If, each time we collected a sample, we used stepwise regression to exclude non-significant predictors, we would tend to systematically exclude all the instances in which the effect of X1 is relatively small.

Across stepwise models estimated on repeated samples, the average estimate of the effect of X1 will therefore be larger than the true parameter value of X1. In other words, the sample coefficient based on a stepwise regression is biased.

(NB: If using SPSS, this problem occurs regardless of whether you actually click "stepwise" "forward" or "backward" selection in SPSS - all are broadly stepwise methods. Further, it also applies if you manually exclude predictors based on their p values).
 

hlsmith

Less is more. Stay pure. Stay poor.
#8
CB I like your post but i am unsure if a person wouldn't exclude that variable even if they used a nonautomated approach. I agree say that in the arena of publication bias or general publishing we are likely to those samples with greater effects - the standard error then comes into play somewhat to remind us of the distribution of effects.

Side note, stepwise typically has inclusion exclusion criteria to help catch those small effect variables.
 

CB

Super Moderator
#9
CB I like your post but i am unsure if a person wouldn't exclude that variable even if they used a nonautomated approach. I agree say that in the arena of publication bias or general publishing we are likely to those samples with greater effects
Yes. Bias happens whether the selection is automated, whether predictors are binned manually based on p values, or whether papers aren't published because of "insignificant" results. Preregister + predetermined analyses + publish whatever you study (in some format) is one better option.
 

Englund

TS Contributor
#11
I must say that stepwise regression has its place in an analyst's toolbox. Not so much in an academic's toolbox though, who performs experimental trials for example. But in, for example, ecommerce companies with lots and lots of data on customer purchase and online behaviour I'd say that it is greatly advantageous to use stepwise regression.

I once built a predictive model for a large Swedish company who wanted to predict the probability that a customer would not place an order within one year. I had a couple of hundreds of variables to work with and I could identify a dozen which would surely have an impact on the DV.

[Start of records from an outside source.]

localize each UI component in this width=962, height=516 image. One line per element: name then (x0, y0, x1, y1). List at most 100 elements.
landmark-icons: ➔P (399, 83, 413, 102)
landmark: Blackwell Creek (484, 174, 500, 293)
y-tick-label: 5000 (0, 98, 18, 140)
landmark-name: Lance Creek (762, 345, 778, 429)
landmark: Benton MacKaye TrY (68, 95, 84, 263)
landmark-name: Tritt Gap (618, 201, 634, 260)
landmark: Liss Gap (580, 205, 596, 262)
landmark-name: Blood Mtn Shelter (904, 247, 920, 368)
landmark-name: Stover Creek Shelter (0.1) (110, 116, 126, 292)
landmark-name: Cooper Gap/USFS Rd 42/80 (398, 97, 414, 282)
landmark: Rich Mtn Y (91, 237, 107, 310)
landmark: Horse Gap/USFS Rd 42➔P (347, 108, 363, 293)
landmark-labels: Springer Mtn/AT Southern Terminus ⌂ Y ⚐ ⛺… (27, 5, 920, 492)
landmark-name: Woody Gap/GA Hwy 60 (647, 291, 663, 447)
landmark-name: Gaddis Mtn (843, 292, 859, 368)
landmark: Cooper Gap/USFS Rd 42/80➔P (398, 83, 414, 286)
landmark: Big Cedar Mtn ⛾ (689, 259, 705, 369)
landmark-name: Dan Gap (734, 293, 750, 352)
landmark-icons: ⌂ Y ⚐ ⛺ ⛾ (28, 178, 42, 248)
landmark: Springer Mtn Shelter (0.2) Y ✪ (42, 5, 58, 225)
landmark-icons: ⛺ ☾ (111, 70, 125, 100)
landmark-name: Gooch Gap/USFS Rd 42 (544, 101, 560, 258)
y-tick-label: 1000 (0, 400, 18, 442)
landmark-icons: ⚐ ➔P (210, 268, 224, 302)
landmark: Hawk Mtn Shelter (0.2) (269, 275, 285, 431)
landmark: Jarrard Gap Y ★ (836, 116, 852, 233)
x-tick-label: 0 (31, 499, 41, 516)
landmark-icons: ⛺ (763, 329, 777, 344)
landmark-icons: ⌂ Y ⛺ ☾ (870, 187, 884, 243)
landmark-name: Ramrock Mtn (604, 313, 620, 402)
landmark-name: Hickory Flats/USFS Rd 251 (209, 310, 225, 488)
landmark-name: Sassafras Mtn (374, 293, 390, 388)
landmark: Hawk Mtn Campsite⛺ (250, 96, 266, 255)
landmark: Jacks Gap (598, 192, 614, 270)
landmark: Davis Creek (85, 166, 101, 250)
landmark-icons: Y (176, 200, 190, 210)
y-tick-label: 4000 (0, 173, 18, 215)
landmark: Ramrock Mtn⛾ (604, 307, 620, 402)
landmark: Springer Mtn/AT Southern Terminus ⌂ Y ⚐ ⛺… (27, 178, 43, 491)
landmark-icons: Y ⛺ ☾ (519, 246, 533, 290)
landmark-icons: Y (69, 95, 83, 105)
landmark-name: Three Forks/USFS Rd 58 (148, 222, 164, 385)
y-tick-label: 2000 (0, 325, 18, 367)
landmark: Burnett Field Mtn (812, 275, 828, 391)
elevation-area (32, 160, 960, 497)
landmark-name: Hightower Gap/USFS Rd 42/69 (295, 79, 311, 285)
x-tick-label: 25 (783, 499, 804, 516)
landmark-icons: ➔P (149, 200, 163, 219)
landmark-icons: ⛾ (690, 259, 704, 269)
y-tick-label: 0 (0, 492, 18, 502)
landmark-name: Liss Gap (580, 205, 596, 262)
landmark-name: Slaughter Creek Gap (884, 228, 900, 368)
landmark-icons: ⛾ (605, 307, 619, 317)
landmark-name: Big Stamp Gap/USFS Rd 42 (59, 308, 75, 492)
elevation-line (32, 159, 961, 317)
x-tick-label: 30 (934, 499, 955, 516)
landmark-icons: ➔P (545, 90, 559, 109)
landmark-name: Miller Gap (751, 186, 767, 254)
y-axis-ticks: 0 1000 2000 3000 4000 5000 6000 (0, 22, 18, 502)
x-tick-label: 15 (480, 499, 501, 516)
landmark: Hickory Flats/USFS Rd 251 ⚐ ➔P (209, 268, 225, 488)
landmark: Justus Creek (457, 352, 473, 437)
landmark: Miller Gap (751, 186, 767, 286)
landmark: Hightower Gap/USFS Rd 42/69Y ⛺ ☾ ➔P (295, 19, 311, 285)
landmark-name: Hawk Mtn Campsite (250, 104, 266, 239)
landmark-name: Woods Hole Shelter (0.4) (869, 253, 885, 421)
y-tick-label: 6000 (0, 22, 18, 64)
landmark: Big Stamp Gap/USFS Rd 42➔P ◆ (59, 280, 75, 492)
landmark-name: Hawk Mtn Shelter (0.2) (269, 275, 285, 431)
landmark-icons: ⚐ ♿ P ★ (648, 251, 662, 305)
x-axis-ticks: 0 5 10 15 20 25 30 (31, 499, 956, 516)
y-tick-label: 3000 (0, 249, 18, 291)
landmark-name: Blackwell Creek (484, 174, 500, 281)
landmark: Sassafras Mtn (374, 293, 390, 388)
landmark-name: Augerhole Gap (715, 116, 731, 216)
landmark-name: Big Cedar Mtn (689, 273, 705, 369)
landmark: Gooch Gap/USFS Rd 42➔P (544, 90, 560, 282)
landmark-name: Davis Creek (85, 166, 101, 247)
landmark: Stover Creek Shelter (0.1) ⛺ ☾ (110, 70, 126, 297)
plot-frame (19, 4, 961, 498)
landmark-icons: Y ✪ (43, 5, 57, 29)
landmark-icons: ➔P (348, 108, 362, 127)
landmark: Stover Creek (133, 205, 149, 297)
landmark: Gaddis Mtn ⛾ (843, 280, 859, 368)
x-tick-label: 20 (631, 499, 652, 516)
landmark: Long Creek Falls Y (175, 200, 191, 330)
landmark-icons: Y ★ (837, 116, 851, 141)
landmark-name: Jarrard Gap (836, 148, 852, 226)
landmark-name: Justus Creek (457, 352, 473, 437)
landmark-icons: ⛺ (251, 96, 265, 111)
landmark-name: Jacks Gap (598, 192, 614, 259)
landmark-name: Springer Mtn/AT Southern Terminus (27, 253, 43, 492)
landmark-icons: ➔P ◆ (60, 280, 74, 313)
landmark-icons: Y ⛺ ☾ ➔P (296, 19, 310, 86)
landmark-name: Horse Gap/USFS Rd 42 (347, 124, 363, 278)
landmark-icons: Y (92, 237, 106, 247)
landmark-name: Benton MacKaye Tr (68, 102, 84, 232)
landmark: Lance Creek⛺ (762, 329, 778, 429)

Within many fields, you don't care if you've included the 'correct' IVs; the only thing you care about is whether the model gives accurate predictions. And if you can assure that your model can do that - why not stepwise?

So, what I did was that I used stepwise regression and found the 'best' model (or in other words: a good model) based on the least out of sample validation error. I did this for three different time periods and then I averaged the predictions for these three models. By building models based on three different time periods - the variables which does not affect the DV is expected to be cancelled out by averaging the predicted probabilities.

TL;DR - Stepwise regression can be useful if you don't care if you accidentally include variables which does not affect the DV. Or in other words: if you only care about the model's predictive capability.
 

hlsmith

Less is more. Stay pure. Stay poor.
#12
Agreed. I was going to mention this as well. On occassion when I have many variables I will run a stepwise to get a feeling for the covariates I may need to control from.
 

CB

Super Moderator
#13
Within many fields, you don't care if you've included the 'correct' IVs; the only thing you care about is whether the model gives accurate predictions. And if you can assure that your model can do that - why not stepwise?
I guess my main responses to this would be:
  1. Stepwise regression is not set up to maximise prediction accuracy - it's based purely on the significance of predictors
  2. Stepwise regression will give you an overly optimistic estimate of prediction accuracy

Using cross-validation is great, and that helps to deal with point 2. But it doesn't really deal with point 1. If you want to maximise out-of-sample prediction accuracy, stepwise regression isn't really the best tool - that's not what stepwise regression attempts to achieve. Some other options off the top of my head would be AIC, BIC, cross-validation (for selection, not just validation), or lasso.